Home/ Questions/Q 8262107
In Process

The Archive Base Latest Questions

Editorial Team
  • 0
Asked: 2026-06-08T03:39:10+00:00

I have this code : typedef struct node { int data; struct node *left;

  • 0

I have this code : 

        typedef struct node
    {
        int data;
        struct node *left;
        struct node *right;
} node;

void Build (node *root , int i)
{
        if (i < 7)
    {
        root = (node *)malloc (sizeof(node));
        root->data = i;
        Build(root->left,2*i+1);
        Build(root->right,2*i+2);
    }
    else
        root = NULL;
}
void Print (node *root)
{
    if (root)
    {
        printf ("%d  ",root->data);
        Print(root->left);
        Print(root->right);
    }
}
void main()
{
    node *tree;

    Build(tree,0);
    Print(tree);
}

two things that I dont understand ,
1. why can’t I pass Build(tree,0) ? it says it’s uninitialized , but why shuold I care if it’s uninitialized ? I’m allocating all the memory needed straight away so it’s gonna be pointing on the new allocated node.

how can I fix this code? thank you!!!

Share

Leave an answer

You must login to add an answer.

Need An Account,

1 Answer

  1. Editorial Team

    Your node * to tree is uninitialized.

    node *tree;

    That matters because the code line

    root = (node *)malloc (sizeof(node));

    allocates memory to a local copy of root.
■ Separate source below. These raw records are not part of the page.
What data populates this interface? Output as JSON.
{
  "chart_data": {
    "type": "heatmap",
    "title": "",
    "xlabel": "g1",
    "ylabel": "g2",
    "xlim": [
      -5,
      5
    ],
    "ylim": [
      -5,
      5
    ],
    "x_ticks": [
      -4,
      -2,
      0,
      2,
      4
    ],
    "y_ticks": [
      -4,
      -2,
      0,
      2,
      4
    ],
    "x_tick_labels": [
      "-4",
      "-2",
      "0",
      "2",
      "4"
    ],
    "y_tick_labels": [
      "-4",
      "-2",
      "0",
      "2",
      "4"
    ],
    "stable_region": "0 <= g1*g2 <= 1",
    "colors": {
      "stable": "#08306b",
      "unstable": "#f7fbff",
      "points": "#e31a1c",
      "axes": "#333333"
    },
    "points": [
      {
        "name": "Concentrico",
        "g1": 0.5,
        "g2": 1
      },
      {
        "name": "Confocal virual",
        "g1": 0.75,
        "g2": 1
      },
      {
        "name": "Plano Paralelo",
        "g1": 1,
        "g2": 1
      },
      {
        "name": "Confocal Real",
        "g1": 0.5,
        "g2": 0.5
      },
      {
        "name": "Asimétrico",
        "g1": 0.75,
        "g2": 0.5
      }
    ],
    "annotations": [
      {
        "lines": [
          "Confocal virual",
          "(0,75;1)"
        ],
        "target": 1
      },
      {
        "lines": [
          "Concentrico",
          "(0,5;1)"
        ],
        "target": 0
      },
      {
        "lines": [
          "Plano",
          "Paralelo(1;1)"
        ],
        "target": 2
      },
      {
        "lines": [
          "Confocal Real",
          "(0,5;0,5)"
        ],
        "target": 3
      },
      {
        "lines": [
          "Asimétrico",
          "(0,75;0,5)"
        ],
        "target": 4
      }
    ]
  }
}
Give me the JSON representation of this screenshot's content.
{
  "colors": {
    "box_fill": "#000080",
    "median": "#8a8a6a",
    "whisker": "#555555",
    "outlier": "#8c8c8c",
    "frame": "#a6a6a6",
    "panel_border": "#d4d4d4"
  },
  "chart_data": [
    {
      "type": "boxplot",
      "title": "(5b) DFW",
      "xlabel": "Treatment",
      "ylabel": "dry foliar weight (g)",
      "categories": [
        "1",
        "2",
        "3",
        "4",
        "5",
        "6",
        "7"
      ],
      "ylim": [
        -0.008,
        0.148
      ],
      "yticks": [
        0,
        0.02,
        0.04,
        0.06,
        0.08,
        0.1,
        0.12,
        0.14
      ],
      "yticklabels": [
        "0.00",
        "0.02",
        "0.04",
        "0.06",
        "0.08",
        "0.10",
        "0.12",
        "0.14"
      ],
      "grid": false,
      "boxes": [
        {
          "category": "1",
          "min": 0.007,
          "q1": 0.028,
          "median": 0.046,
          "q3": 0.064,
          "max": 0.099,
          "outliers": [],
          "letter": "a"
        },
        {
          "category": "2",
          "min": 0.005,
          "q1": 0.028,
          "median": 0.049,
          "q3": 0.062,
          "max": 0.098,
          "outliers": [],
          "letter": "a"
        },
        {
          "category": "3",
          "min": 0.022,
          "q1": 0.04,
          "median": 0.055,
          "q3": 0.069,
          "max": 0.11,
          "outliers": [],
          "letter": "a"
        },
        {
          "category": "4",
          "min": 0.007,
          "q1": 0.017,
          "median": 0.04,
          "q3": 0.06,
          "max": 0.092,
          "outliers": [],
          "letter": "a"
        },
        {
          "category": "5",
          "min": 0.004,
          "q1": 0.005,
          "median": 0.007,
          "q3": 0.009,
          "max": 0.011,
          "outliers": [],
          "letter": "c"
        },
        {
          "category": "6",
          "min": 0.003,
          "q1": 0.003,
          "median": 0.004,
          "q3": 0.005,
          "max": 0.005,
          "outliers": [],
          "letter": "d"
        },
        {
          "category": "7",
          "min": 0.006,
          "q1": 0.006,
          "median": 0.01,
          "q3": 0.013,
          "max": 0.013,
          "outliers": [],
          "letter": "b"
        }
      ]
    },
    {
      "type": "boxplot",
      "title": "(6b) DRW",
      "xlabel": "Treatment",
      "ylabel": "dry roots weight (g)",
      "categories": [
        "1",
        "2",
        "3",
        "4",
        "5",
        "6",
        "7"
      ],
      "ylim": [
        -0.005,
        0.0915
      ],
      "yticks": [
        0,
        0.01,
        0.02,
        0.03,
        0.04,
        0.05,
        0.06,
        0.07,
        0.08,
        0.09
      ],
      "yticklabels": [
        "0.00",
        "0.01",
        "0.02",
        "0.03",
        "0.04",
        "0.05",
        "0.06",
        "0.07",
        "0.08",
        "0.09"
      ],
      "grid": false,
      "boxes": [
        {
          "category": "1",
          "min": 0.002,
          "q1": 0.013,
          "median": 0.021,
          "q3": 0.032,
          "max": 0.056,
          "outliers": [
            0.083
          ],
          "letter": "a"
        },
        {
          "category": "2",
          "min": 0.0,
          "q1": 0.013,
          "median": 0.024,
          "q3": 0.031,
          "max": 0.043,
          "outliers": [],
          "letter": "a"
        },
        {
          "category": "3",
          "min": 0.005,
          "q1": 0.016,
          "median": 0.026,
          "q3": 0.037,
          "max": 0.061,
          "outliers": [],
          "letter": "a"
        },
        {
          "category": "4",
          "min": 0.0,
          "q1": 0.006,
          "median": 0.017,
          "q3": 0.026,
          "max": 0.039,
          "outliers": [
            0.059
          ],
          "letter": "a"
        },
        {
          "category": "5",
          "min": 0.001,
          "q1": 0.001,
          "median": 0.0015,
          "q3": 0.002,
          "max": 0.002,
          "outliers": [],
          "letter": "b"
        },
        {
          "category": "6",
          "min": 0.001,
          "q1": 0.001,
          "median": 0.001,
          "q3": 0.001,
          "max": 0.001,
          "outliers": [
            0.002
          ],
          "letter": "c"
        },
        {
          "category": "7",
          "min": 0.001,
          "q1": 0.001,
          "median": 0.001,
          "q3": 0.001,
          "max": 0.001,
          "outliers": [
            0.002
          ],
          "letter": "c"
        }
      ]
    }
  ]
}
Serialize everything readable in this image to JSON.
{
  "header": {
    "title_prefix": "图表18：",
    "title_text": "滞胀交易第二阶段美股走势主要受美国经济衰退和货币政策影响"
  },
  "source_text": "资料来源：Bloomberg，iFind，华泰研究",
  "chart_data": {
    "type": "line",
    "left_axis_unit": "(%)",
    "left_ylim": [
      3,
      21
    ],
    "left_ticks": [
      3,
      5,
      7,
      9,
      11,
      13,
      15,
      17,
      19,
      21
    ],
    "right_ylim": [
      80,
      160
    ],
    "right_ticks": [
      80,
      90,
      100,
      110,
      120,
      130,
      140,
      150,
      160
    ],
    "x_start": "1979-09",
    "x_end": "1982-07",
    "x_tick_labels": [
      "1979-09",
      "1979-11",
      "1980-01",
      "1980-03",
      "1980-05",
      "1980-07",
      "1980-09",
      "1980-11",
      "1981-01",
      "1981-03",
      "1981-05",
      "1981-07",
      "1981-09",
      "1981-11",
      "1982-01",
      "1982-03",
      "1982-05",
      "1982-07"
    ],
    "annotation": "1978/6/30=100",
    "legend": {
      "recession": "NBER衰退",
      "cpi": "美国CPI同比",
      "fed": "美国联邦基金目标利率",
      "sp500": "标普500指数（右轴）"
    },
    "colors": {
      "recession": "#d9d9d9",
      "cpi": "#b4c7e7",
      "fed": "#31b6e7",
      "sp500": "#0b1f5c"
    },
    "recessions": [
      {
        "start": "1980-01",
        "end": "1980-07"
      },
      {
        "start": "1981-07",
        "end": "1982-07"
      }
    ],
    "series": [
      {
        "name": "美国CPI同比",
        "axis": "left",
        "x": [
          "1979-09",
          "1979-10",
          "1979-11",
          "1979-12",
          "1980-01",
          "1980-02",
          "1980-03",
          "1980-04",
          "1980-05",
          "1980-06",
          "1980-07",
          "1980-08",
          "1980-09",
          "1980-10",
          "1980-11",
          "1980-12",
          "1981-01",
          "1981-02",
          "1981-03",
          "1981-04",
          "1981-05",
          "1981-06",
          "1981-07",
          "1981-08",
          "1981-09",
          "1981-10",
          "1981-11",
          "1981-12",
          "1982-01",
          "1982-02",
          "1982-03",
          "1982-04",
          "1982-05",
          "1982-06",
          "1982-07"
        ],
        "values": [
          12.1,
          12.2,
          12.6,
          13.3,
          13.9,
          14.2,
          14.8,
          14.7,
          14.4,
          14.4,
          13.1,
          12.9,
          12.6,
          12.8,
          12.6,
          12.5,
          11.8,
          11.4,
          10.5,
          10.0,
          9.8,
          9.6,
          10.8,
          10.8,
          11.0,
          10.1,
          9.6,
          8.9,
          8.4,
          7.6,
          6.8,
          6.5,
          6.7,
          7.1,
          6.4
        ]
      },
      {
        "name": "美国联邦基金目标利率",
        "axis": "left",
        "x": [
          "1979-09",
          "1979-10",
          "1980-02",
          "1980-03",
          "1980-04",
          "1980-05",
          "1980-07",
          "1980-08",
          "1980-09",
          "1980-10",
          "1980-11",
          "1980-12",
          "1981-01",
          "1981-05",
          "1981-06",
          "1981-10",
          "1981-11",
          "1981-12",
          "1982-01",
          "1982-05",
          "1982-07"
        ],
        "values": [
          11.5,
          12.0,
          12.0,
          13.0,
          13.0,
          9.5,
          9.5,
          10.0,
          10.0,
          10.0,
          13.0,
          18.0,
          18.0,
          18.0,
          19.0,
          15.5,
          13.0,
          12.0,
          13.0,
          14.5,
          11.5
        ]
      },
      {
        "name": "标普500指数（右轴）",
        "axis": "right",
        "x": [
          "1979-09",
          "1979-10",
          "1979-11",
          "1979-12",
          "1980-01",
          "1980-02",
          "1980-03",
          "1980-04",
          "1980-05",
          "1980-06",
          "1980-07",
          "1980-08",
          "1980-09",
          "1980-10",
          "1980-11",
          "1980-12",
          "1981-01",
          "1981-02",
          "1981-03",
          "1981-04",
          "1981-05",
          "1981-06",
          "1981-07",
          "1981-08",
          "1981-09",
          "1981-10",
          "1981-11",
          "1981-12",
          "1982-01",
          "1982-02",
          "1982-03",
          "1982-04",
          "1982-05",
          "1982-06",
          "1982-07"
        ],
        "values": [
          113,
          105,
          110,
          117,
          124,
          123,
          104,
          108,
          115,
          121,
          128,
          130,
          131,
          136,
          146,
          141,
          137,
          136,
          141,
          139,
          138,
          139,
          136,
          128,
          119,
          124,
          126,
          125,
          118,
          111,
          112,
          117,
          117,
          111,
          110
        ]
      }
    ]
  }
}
Once you leave function scope of Build, the copy of root goes out of scope. Memory leak.

    Remember, everything is passed by value in C.

    If you really want Build to allocate the memory, the signature would have to be

    void Build (node **root , int i)

    and your code in that method would have to refer to *root instead of root.

    • 0